Esta start-up está à procura de 150 mil euros para desenvolver um aparelho de bio-descontaminação e esterilização para equipamento laboratorial.

A Delox desenvolveu a dryVHP, uma tecnologia inovadora dentro da área da bio-descontaminação e esterilização de produtos.

Como surge
O projeto é um spin-off de uma investigação conduzida na Faculdade de Ciências da Universidade de Lisboa, resultado de uma parceria entre João Pires da Silva (químico) e Fernando Antunes (bioquímico).

Há três anos, Fadhil Musa, na altura aluno do mestrado de bioquímica, juntou-se aos dois membros com o propósito de desenvolver materiais de libertação de peróxido de hidrogénio, vulgo água oxigenada, para aplicações terapêuticas.
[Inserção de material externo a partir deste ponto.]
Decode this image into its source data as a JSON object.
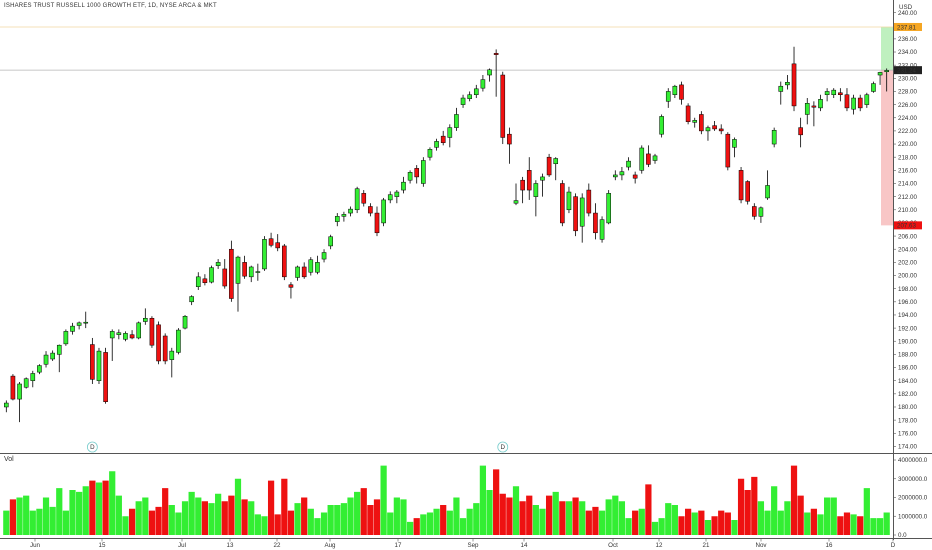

Do que seria uma simples mudança do protocolo resultou uma descoberta interessante. A equipa descobriu que os materiais desenvolvidos para libertarem baixas quantidades de peróxido de hidrogénio num longo espaço de tempo eram também capazes de libertar um grande volume deste composto químico num intervalo de tempo muito pequeno.

Necessidades para alavancar o projeto
Com esta descoberta, a Delox concebeu a tecnologia proprietária dryVHP, que irá resultar no desenvolvimento do aparelho de bio-descontaminação e esterilização para equipamento laboratorial, o atual objetivo da start-up.

Para atingir esta meta, a equipa está à procura de um investimento de cerca de 150 mil euros. Isto irá permitir desenvolver o produto e certifica-lo com a norma CE.

Para além de investimento, a Delox está atenta a possíveis apoios e mentoria, procurando sempre pessoas ligadas à área de bio-descontaminação e esterilização, de forma a conseguirem recolher mais informações e obter ajuda para validar os mercados.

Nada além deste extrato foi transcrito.